Ringrazio per questa ultima domanda, molto personale ma a cui tengo rispondere profondamente e molto sinceramente. La corrispondente Clarissa Ward la seguo giorno dopo giorno. A mio modestissimo parere una delle migliori corrispondenti nel mondo. Condivido la commozione nel leggere quel post condiviso su Instagram e che mi ha portato a profonde riflessioni del mondo.
Sono giunto alla conclusione che la guerra è una creazione dell’uomo e, fino a quando l’uomo esisterà, la guerra sarà parte delle nostre vite. Con questo presupposto sta a noi scegliere quale ruolo ha la guerra nel nostro mondo. L’ISIS, in generale, non solo l’ISIS Khorasan, è un nemico pericoloso come lo è Al-Qaeda tuttora in altri paesi, ad esempio in Africa. Non sono nemici statuali, ma si nascondono tra la folla e usano mezzi di comunicazione e di propaganda statuali. Sfruttano la debolezza del tessuto sociale o dell’emarginazione di parte della popolazione. Date queste variabili come per certe, siamo noi a dover scegliere come vogliamo agire.

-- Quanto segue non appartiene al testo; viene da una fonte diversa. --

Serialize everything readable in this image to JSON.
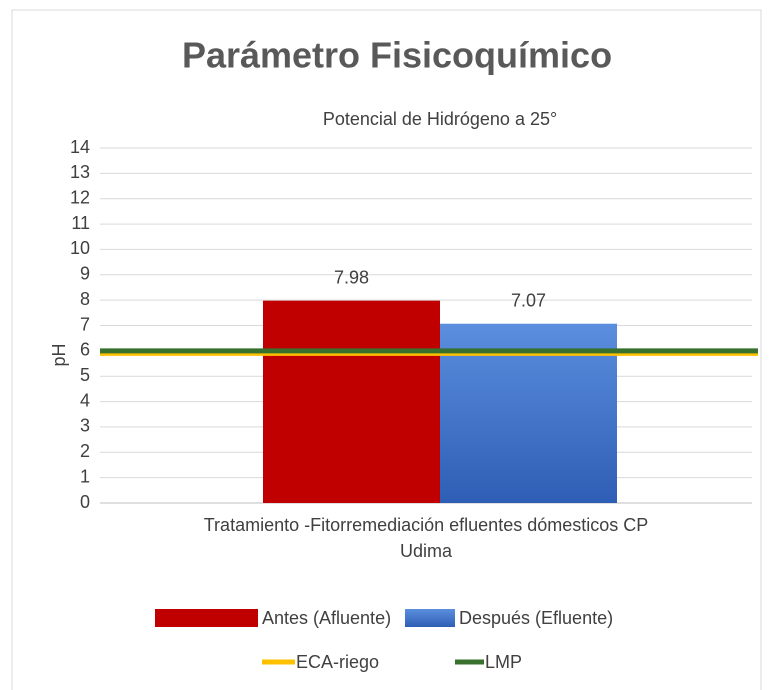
{
  "chart_data": {
    "type": "bar",
    "title": "Parámetro Fisicoquímico",
    "subtitle": "Potencial de Hidrógeno a 25°",
    "y_label": "pH",
    "categories": [
      "Tratamiento -Fitorremediación efluentes dómesticos CP Udima"
    ],
    "series": [
      {
        "name": "Antes (Afluente)",
        "color": "#c00000",
        "values": [
          7.98
        ]
      },
      {
        "name": "Después (Efluente)",
        "color": "#4a7fd4",
        "values": [
          7.07
        ]
      }
    ],
    "reference_lines": [
      {
        "name": "ECA-riego",
        "color": "#ffc000",
        "value": 5.9
      },
      {
        "name": "LMP",
        "color": "#38702e",
        "value": 6.0
      }
    ],
    "ylim": [
      0,
      14
    ],
    "yticks": [
      0,
      1,
      2,
      3,
      4,
      5,
      6,
      7,
      8,
      9,
      10,
      11,
      12,
      13,
      14
    ],
    "grid": true
  }
}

Le forze armate, l’intelligence e la diplomazia lavorano h24 per darci nuove prospettive per il futuro e migliorare la nostra qualità di vita, in sicurezza in ogni parte del mondo. Per questo mi sento di dire che la paura di viaggiare, di volare e di spostarci dobbiamo cercare di limitarla con le nostre forze e fidarci di uomini e donne preparate, pronte a difenderci a ogni costo, anche con la loro stessa vita. Dobbiamo ricordarci di guardare la vita con ottimismo senza commettere l’errore dell’11 settembre 2001. Un errore fatale di cui nessuno ha colpe. La capacità di non dare nulla per scontato e di non sottovalutare nessuno. Allo stesso tempo, com’è capitato a Clarissa, il mondo è pieno di amici, spesso la differenza la facciamo noi con le nostre azioni. Si pensi allo stesso Afghanistan. Vent’anni fa sarebbe stato quasi impossibile considerare il popolo afghano amico dell’Italia, eppure eccoci qui. Vent’anni dopo con persone che parlano l’italiano meglio degli italiani stessi e che condividono i nostri valori nel profondo del loro cuore. Semplicemente perché la protezione che gli è stata offerta, insieme ad un nuovo disegno di futuro ha dato un senso alla loro vita. Concludendo, questo per me è il miglior esempio di quello che l’uomo può fare. Questa si chiama diplomazia culturale. Io sono fermamente convinto della sua utilità e del fine ultimo a fianco alle forze armate e alle istituzioni. Conoscere l’altro, comprendere la cultura e condividere, insieme, nuove prospettive di vita. Questa è la missione che, a mio avviso, tutte le persone coinvolte negli scenari geopolitici globali devono tenere a mente e noi, come italiani, dobbiamo essere orgogliosi e fieri di quello che la nostra diplomazia, le nostre forze armate e il nostro personale di intelligence fanno nel mondo. L’esempio sotto gli occhi di tutti sono i nostri Carabinieri.